3. The natural energy power supplying apparatus as described in claim 1, wherein the discharging control circuit is connected in parallel with the uninterruptible power supply control circuit.

4. The natural energy power supplying apparatus as described in claim 1, wherein the battery is connected in parallel with the uninterruptible power supply control circuit and the discharging control circuit respectively.

5. The natural energy power supplying apparatus as described in claim 1, wherein the electromagnetic switch is connected in parallel with the alternating current power supply.

6. The natural energy power supplying apparatus as described in claim 1, wherein there are a plurality of natural energy power supply, each natural energy power supply being connected in series with the inverter.

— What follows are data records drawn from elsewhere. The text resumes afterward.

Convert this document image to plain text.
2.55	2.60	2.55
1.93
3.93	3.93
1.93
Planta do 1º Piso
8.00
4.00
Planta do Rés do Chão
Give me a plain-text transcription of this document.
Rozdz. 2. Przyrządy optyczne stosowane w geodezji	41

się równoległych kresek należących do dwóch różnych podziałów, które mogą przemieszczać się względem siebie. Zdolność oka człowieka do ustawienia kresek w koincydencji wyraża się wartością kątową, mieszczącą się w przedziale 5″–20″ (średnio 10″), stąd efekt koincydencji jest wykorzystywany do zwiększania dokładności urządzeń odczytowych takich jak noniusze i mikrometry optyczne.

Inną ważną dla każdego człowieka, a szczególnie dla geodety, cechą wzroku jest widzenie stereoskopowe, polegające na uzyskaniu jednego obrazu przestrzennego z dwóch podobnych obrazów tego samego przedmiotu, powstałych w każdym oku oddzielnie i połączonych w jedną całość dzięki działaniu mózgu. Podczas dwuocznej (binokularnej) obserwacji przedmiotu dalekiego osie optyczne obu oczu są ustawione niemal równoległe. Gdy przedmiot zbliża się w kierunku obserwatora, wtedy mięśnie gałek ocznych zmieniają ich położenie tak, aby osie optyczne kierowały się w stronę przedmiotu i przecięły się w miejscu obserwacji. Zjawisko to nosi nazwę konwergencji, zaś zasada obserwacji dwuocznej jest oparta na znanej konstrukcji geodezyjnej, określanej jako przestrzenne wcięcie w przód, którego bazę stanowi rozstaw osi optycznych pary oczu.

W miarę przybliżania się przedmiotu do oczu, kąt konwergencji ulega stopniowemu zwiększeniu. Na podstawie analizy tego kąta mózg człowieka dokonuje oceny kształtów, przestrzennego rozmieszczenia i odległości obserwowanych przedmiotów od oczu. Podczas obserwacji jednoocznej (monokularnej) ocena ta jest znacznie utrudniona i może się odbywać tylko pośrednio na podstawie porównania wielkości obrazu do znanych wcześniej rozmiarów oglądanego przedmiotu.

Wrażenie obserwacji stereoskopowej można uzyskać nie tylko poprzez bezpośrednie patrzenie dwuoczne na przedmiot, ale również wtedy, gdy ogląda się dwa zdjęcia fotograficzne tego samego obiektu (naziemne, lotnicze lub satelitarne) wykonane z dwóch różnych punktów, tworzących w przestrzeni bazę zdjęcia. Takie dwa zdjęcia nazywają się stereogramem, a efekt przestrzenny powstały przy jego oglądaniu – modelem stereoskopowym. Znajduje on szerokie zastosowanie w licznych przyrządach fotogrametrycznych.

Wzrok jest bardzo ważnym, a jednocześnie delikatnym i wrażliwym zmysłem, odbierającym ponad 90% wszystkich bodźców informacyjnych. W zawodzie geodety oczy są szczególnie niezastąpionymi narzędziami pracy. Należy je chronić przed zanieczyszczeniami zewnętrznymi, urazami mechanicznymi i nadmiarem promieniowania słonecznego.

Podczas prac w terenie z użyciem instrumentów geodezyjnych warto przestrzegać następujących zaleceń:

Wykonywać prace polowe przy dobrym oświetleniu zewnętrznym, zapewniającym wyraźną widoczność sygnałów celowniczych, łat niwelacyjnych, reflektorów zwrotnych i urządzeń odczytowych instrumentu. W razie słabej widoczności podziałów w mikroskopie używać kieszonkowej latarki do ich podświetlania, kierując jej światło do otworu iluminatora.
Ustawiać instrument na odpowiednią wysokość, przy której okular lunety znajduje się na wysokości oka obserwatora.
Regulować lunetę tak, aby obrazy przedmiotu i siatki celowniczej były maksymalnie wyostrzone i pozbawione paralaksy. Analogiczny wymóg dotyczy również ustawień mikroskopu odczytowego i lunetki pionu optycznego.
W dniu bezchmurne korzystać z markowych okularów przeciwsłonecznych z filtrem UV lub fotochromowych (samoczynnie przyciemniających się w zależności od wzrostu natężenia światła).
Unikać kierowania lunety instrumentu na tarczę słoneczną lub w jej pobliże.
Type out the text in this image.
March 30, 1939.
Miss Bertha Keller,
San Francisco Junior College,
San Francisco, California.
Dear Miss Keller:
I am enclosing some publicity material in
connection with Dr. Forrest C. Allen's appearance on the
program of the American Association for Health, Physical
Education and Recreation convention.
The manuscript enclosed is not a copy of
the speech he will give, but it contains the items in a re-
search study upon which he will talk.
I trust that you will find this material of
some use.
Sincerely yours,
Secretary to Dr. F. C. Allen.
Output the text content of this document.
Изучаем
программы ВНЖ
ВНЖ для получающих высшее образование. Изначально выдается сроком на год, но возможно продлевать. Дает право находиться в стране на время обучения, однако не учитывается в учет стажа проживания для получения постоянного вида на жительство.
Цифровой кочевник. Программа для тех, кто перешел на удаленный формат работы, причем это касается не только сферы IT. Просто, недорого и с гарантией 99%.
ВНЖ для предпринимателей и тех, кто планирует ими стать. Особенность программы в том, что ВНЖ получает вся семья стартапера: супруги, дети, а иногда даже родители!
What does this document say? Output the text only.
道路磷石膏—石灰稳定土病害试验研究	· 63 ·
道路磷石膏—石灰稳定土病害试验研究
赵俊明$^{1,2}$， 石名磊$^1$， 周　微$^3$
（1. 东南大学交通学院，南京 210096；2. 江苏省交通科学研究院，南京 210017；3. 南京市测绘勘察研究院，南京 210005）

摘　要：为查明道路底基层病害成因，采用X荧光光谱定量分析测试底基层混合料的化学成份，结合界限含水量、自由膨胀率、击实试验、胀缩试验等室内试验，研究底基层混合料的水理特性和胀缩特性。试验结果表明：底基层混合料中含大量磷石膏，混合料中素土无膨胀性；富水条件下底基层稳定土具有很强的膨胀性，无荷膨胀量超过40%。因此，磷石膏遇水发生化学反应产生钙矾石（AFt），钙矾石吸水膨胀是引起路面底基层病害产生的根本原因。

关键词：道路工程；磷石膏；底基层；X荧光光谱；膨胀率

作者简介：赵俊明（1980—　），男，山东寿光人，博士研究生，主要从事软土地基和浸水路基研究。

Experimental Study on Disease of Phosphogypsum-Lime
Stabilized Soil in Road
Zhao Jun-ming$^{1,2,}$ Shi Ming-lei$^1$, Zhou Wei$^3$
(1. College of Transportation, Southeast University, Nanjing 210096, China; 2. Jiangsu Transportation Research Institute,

7. The natural energy power supplying apparatus as described in claim 1, wherein there are a plurality of natural energy power supply, each natural energy power supply being connected in parallel with the charging control circuit.

8. The natural energy power supplying apparatus as described in claim 1, wherein the natural energy power supply is a solar cell module or a wind power generator.

9. The natural energy power supplying apparatus as described in claim 1, wherein the charging control circuit is connected in parallel with the uninterruptible power supply control circuit, the battery and the discharging control circuit respectively.